Towards the end of his senior year, though, he became even more involved in the ceramics world as he started a two-week internship with Willi Eggerman, a local artist in Boulder, for his high school graduation requirement. “I helped clean her studio and helped her with the business, even selling some of her work at one point.”
“One it ended, I decided that I really enjoyed the internship, so I continued over the summer. I would clean her studio from 9:30 a.m. to noon and help her out with whatever she needed. After I finished, I would just throw from noon till whenever I wanted to leave.” The internship granted Brown the freedom to create more art in an unstructured setting, similar to open studio here at CC.
Brown—whether it be through his exploration of the outdoors, his developments in squash, or his growing craft of pottery—is living a life of adventure. “I am very self-driven,” he said. “I do things because I want to get better at them and I like to see myself grow and push myself to the limits for whatever I do. It can be complicated at times, and suck at times, but I enjoy that either way.”
As for the future? Oddly enough, Brown is planning on majoring in Math and Economics, although he admits the related jobs are not very thrilling: “I feel like the kind of jobs that those entail are very boxed-in, cubicle types that I am just not down for. Even though I would potentially make a lot of money, which would be great, is it worth being stuck in a box? I don’t think so.” While he is opposed to restricting himself within a job, he also admits that he wants to adventure the most while he is young.

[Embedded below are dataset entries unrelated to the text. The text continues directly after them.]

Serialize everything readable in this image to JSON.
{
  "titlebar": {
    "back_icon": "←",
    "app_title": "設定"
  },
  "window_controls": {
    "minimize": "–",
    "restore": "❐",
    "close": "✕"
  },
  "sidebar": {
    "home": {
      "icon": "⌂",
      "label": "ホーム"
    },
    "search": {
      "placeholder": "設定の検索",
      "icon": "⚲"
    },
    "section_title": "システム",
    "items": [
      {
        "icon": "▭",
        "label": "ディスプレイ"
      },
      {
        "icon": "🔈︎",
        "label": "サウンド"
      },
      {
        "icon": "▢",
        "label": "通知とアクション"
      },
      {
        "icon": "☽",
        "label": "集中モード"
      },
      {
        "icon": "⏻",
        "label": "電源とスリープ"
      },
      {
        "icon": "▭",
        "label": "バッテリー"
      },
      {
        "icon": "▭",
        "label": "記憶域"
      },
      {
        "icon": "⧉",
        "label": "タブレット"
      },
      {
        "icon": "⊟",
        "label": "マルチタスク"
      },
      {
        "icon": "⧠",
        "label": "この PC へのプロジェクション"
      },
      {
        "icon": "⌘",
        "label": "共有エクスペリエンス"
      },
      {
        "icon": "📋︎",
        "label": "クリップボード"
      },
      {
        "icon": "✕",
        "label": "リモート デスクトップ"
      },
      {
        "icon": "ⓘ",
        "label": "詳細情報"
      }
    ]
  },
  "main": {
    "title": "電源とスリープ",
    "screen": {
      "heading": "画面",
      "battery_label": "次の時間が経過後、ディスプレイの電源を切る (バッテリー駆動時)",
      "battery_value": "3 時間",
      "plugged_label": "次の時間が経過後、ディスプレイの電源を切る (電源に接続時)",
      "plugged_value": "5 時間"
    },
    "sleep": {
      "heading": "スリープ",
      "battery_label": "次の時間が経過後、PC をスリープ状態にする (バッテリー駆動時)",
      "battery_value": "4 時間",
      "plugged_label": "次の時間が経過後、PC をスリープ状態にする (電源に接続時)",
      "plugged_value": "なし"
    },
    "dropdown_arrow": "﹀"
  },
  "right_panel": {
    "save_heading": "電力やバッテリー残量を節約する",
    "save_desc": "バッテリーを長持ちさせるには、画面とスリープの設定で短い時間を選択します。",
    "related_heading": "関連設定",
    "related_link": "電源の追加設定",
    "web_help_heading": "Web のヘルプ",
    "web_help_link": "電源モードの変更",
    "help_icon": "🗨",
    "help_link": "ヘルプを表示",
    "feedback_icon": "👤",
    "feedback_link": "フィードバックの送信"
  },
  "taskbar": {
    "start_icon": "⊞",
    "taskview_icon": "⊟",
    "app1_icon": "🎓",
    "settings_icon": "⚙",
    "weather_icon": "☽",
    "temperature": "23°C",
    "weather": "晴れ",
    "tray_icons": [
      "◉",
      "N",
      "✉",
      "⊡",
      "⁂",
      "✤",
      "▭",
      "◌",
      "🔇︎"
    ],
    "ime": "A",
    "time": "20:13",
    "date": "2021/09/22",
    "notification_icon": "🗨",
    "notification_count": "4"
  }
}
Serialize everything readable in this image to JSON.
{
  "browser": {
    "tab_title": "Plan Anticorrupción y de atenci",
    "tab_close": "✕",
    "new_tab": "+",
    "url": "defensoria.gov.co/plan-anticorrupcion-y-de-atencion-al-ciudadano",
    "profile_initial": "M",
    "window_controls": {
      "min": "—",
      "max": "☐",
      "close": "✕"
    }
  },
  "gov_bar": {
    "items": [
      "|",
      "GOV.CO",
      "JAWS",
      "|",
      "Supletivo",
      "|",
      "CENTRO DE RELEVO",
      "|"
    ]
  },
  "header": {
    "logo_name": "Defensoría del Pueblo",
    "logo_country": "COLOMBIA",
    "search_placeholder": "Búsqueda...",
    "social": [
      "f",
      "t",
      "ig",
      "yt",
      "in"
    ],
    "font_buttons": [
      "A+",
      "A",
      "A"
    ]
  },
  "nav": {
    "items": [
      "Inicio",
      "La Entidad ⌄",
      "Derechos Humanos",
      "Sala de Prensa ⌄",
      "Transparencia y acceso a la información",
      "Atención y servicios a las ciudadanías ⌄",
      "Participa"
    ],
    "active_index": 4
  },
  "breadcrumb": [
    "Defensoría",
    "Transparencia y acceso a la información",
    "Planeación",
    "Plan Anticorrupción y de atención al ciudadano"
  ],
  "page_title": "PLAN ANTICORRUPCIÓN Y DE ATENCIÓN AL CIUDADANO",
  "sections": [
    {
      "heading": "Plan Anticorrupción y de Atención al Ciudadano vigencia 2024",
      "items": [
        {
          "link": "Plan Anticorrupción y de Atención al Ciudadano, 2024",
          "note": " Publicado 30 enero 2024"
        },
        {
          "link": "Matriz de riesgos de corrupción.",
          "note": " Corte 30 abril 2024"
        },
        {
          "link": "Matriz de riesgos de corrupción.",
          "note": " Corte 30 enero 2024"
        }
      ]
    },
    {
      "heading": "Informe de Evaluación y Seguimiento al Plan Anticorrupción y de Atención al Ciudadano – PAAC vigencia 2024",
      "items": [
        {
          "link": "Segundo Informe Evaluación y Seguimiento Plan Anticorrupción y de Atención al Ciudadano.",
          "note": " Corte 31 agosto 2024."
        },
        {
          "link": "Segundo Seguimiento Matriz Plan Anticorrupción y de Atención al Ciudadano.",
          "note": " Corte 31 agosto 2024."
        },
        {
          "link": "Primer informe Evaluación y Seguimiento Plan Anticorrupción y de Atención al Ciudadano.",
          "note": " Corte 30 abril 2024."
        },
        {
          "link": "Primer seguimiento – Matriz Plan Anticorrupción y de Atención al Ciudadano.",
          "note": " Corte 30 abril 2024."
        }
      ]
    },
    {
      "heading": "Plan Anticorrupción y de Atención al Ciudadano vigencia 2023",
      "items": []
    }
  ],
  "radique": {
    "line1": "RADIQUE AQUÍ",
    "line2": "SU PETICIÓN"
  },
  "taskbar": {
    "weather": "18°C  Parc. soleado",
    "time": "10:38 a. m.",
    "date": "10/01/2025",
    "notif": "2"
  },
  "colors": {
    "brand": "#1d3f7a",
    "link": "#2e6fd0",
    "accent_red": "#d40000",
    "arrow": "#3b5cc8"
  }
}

“It’s what I call getting my ya-yas out. Ya-yas are your craziness and excitement: Your wild side,” Brown said. This wild side seems to fuel Brown’s many adventures, and seems to be representative of his drive to keep pursuing new experiences. When balanced with his relaxed, quiet, and calm demeanor, the essence of Chase Brown can be understood. As Brown said, “I’m gonna roll with life and see where it takes me.”